Yeongjip Bow and Archery museum at Paju

When I was in Korea, such an unbroken archery tradition really touched me. On the other hand, I am very much ignorant about the situation in China. It would be nice if I could make a similar trip and see what can be discovered!

Koreans are nice and I would like to express my thanks to Col KIM Ki Hoon, tom Duvernay’s family, members of Horim, Hwanghak, Sangam and Surak Jeongs, Mr KIM Yong Sup of KTEMAGGA and his fellows, Mr Liu of Yeongjip Musuem and finally my family members. Without them, the trip could not have been so successful.

Here is a puzzle.

Two Northern Wei Archer Figures

I wrote about one of these figures in a previous newsletter. The Northern Wei Period  lasted from 386CE – 534CE. The figure on the left dates from early in the period, while the one on the right is from the end of the period. As I remarked in March, the archer has a broad limbed bow like the Khotan bow. The figure on the right has an even more obvious Khotan style bow.

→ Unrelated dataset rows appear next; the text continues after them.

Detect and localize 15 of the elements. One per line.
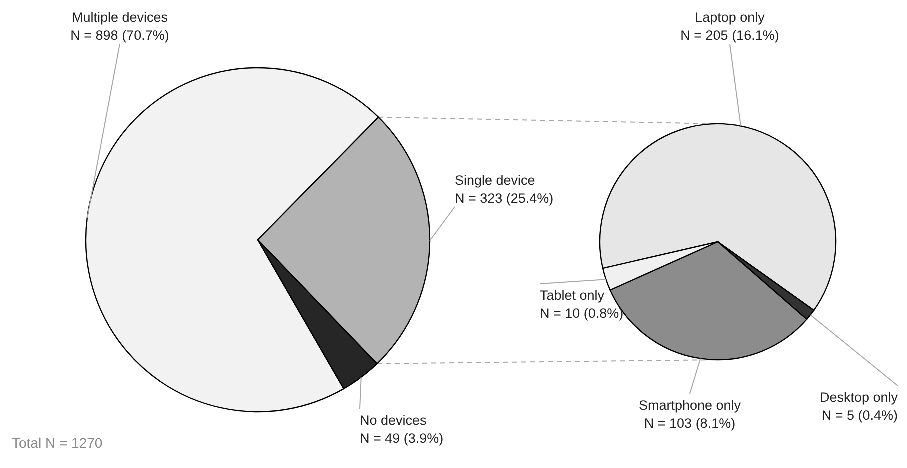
data-label: N = 323 (25.4%): [455, 191, 554, 206]
data-label: N = 898 (70.7%): [70, 28, 170, 43]
text: Total N = 1270: [12, 435, 103, 451]
data-label: N = 49 (3.9%): [360, 431, 444, 446]
slice-label: Single device: [455, 173, 536, 188]
slice-label: Desktop only: [820, 390, 898, 405]
data-label: N = 5 (0.4%): [822, 408, 898, 423]
slice-label: Tablet only: [540, 288, 605, 303]
data-label: N = 10 (0.8%): [540, 306, 624, 321]
slice-label: Smartphone only: [638, 398, 742, 413]
slice-label: Laptop only: [695, 10, 766, 25]
data-label: N = 205 (16.1%): [680, 28, 780, 43]
slice-label: No devices: [360, 413, 428, 428]
slice-label: Multiple devices: [72, 10, 168, 25]
data-label: N = 103 (8.1%): [644, 416, 736, 431]
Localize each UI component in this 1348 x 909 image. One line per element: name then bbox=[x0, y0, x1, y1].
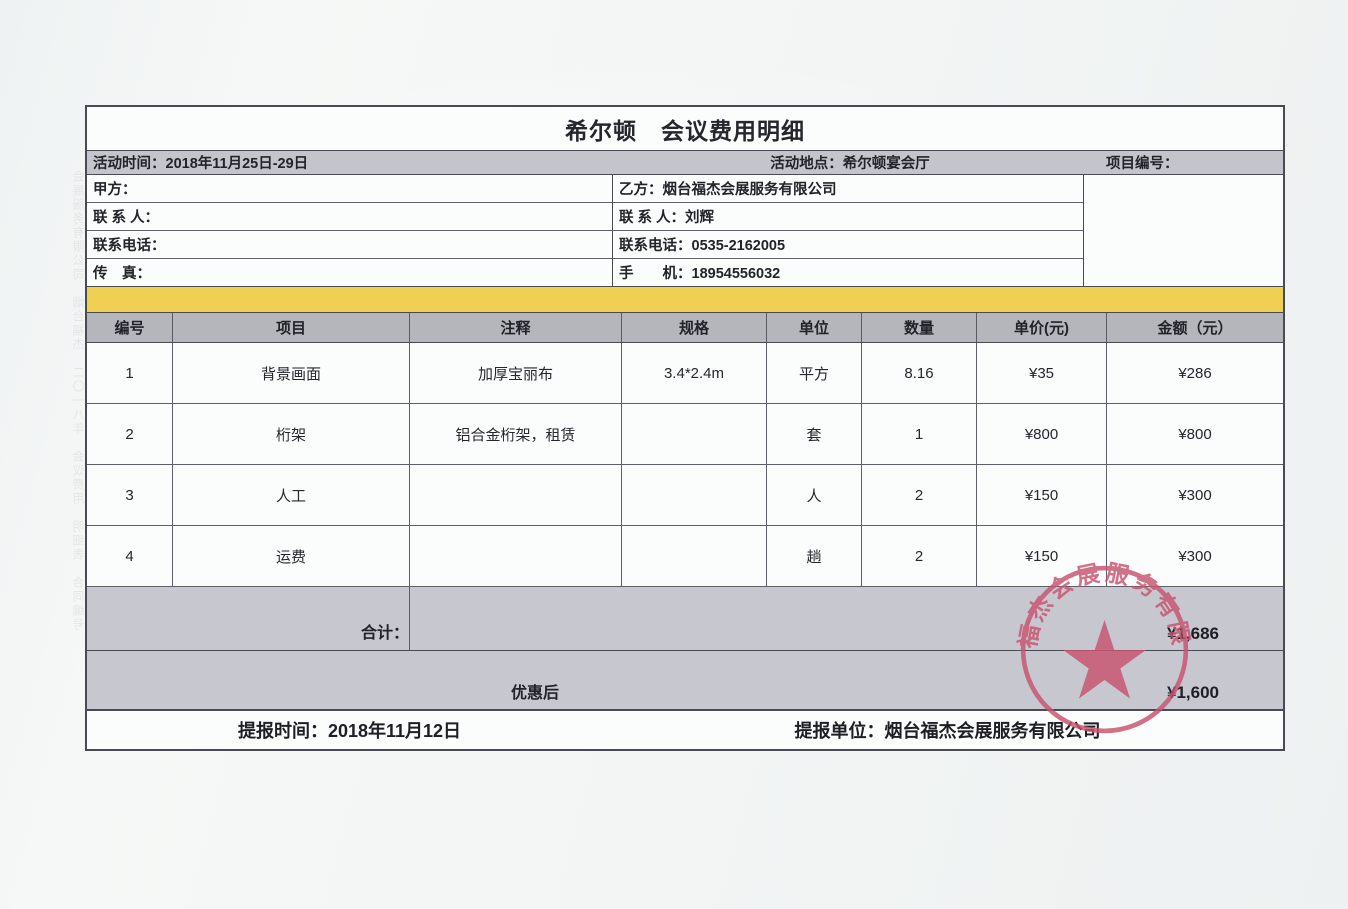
meta-band: 活动时间：2018年11月25日-29日 活动地点：希尔顿宴会厅 项目编号： bbox=[87, 151, 1283, 175]
total-spacer bbox=[410, 587, 1103, 650]
cell-qty: 8.16 bbox=[862, 343, 977, 403]
column-header-price: 单价(元) bbox=[977, 313, 1107, 342]
cell-unit: 平方 bbox=[767, 343, 862, 403]
cell-amount: ¥300 bbox=[1178, 547, 1212, 565]
column-header-unit: 单位 bbox=[767, 313, 862, 342]
column-header-amount: 金额（元） bbox=[1157, 320, 1233, 337]
party-b-mobile: 手 机：18954556032 bbox=[613, 259, 1083, 286]
party-a-column: 甲方： 联 系 人： 联系电话： 传 真： bbox=[87, 175, 613, 286]
table-header-row: 编号 项目 注释 规格 单位 数量 单价(元) 金额（元） bbox=[87, 313, 1283, 343]
cell-spec: 3.4*2.4m bbox=[622, 343, 767, 403]
table-row: 4 运费 趟 2 ¥150 ¥300 bbox=[87, 526, 1283, 587]
party-b-column: 乙方：烟台福杰会展服务有限公司 联 系 人：刘辉 联系电话：0535-21620… bbox=[613, 175, 1084, 286]
cell-spec bbox=[622, 526, 767, 586]
cell-no: 4 bbox=[87, 526, 173, 586]
cell-unit: 趟 bbox=[767, 526, 862, 586]
cell-no: 1 bbox=[87, 343, 173, 403]
cell-qty: 2 bbox=[862, 465, 977, 525]
column-header-qty: 数量 bbox=[862, 313, 977, 342]
project-number-value bbox=[1084, 175, 1283, 286]
contact-block: 甲方： 联 系 人： 联系电话： 传 真： 乙方：烟台福杰会展服务有限公司 联 … bbox=[87, 175, 1283, 287]
cell-item: 桁架 bbox=[173, 404, 410, 464]
total-label: 合计： bbox=[87, 587, 410, 650]
event-time: 活动时间：2018年11月25日-29日 bbox=[93, 156, 309, 172]
table-row: 3 人工 人 2 ¥150 ¥300 bbox=[87, 465, 1283, 526]
party-a-name-label: 甲方： bbox=[87, 175, 612, 203]
table-row: 2 桁架 铝合金桁架，租赁 套 1 ¥800 ¥800 bbox=[87, 404, 1283, 465]
party-b-contact: 联 系 人：刘辉 bbox=[613, 203, 1083, 231]
total-row: 合计： ¥1,686 bbox=[87, 587, 1283, 651]
cell-no: 3 bbox=[87, 465, 173, 525]
cell-item: 背景画面 bbox=[173, 343, 410, 403]
column-header-no: 编号 bbox=[87, 313, 173, 342]
cell-amount: ¥286 bbox=[1178, 364, 1212, 382]
table-row: 1 背景画面 加厚宝丽布 3.4*2.4m 平方 8.16 ¥35 ¥286 bbox=[87, 343, 1283, 404]
expense-detail-sheet: 希尔顿 会议费用明细 活动时间：2018年11月25日-29日 活动地点：希尔顿… bbox=[85, 105, 1285, 751]
cell-note: 铝合金桁架，租赁 bbox=[410, 404, 622, 464]
cell-price: ¥150 bbox=[977, 526, 1107, 586]
discount-label: 优惠后 bbox=[510, 685, 559, 702]
cell-note bbox=[410, 526, 622, 586]
cell-qty: 1 bbox=[862, 404, 977, 464]
party-b-name: 乙方：烟台福杰会展服务有限公司 bbox=[613, 175, 1083, 203]
cell-note bbox=[410, 465, 622, 525]
party-a-fax-label: 传 真： bbox=[87, 259, 612, 286]
submit-time: 提报时间：2018年11月12日 bbox=[237, 721, 462, 741]
cell-spec bbox=[622, 404, 767, 464]
cell-item: 运费 bbox=[173, 526, 410, 586]
footer-row: 提报时间：2018年11月12日 提报单位：烟台福杰会展服务有限公司 bbox=[87, 711, 1283, 749]
cell-spec bbox=[622, 465, 767, 525]
project-number-column bbox=[1084, 175, 1283, 286]
party-a-contact-label: 联 系 人： bbox=[87, 203, 612, 231]
total-amount: ¥1,686 bbox=[1167, 624, 1219, 643]
yellow-separator-band bbox=[87, 287, 1283, 313]
cell-amount: ¥800 bbox=[1178, 425, 1212, 443]
project-number-label: 项目编号： bbox=[1106, 156, 1179, 172]
cell-price: ¥800 bbox=[977, 404, 1107, 464]
cell-item: 人工 bbox=[173, 465, 410, 525]
cell-qty: 2 bbox=[862, 526, 977, 586]
cell-unit: 人 bbox=[767, 465, 862, 525]
column-header-item: 项目 bbox=[173, 313, 410, 342]
cell-amount: ¥300 bbox=[1178, 486, 1212, 504]
discount-row: 优惠后 ¥1,600 bbox=[87, 651, 1283, 711]
cell-price: ¥150 bbox=[977, 465, 1107, 525]
cell-price: ¥35 bbox=[977, 343, 1107, 403]
submit-unit: 提报单位：烟台福杰会展服务有限公司 bbox=[794, 721, 1101, 741]
event-place: 活动地点：希尔顿宴会厅 bbox=[770, 156, 930, 172]
column-header-note: 注释 bbox=[410, 313, 622, 342]
page-title: 希尔顿 会议费用明细 bbox=[565, 117, 805, 144]
document-title-row: 希尔顿 会议费用明细 bbox=[87, 107, 1283, 151]
party-b-phone: 联系电话：0535-2162005 bbox=[613, 231, 1083, 259]
party-a-phone-label: 联系电话： bbox=[87, 231, 612, 259]
cell-unit: 套 bbox=[767, 404, 862, 464]
discount-amount: ¥1,600 bbox=[1167, 683, 1219, 702]
cell-no: 2 bbox=[87, 404, 173, 464]
cell-note: 加厚宝丽布 bbox=[410, 343, 622, 403]
column-header-spec: 规格 bbox=[622, 313, 767, 342]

Bows and holster sof  the Northern Wei figures

So the question is: why does the bow holster seem to be completely incorrect for the bow?

Side view of late N. Wei bow holster

We are being asked to believe that the bow went into the holster like this:

If we had never seen an actual example of the Khotan bows, we might argue that this bow had one broad top limb and one narrow bottom limb. Well, we have seen it and it doesn't. Technically, there would have been no problem for the artist to model a bow-holster for the Khotan bow that we know, so that can't be the problem.

Was it 'artistic convention'?  Like the frescoes in Zoran's letter above, the Chinese were not great takers of liberties with these details. Is the item perhaps not supposed to represent a bow at all? Then why is there an obvious string nock in the siyah and a quiver of arrows on the archer's right side?

Note the string nock in the siyah

I hope to get to know the Khotan bow better. Csaba Grozer has promised to make a copy of one for me. In the meantime, I'm looking forward to your discussion of this puzzle on ATARNet.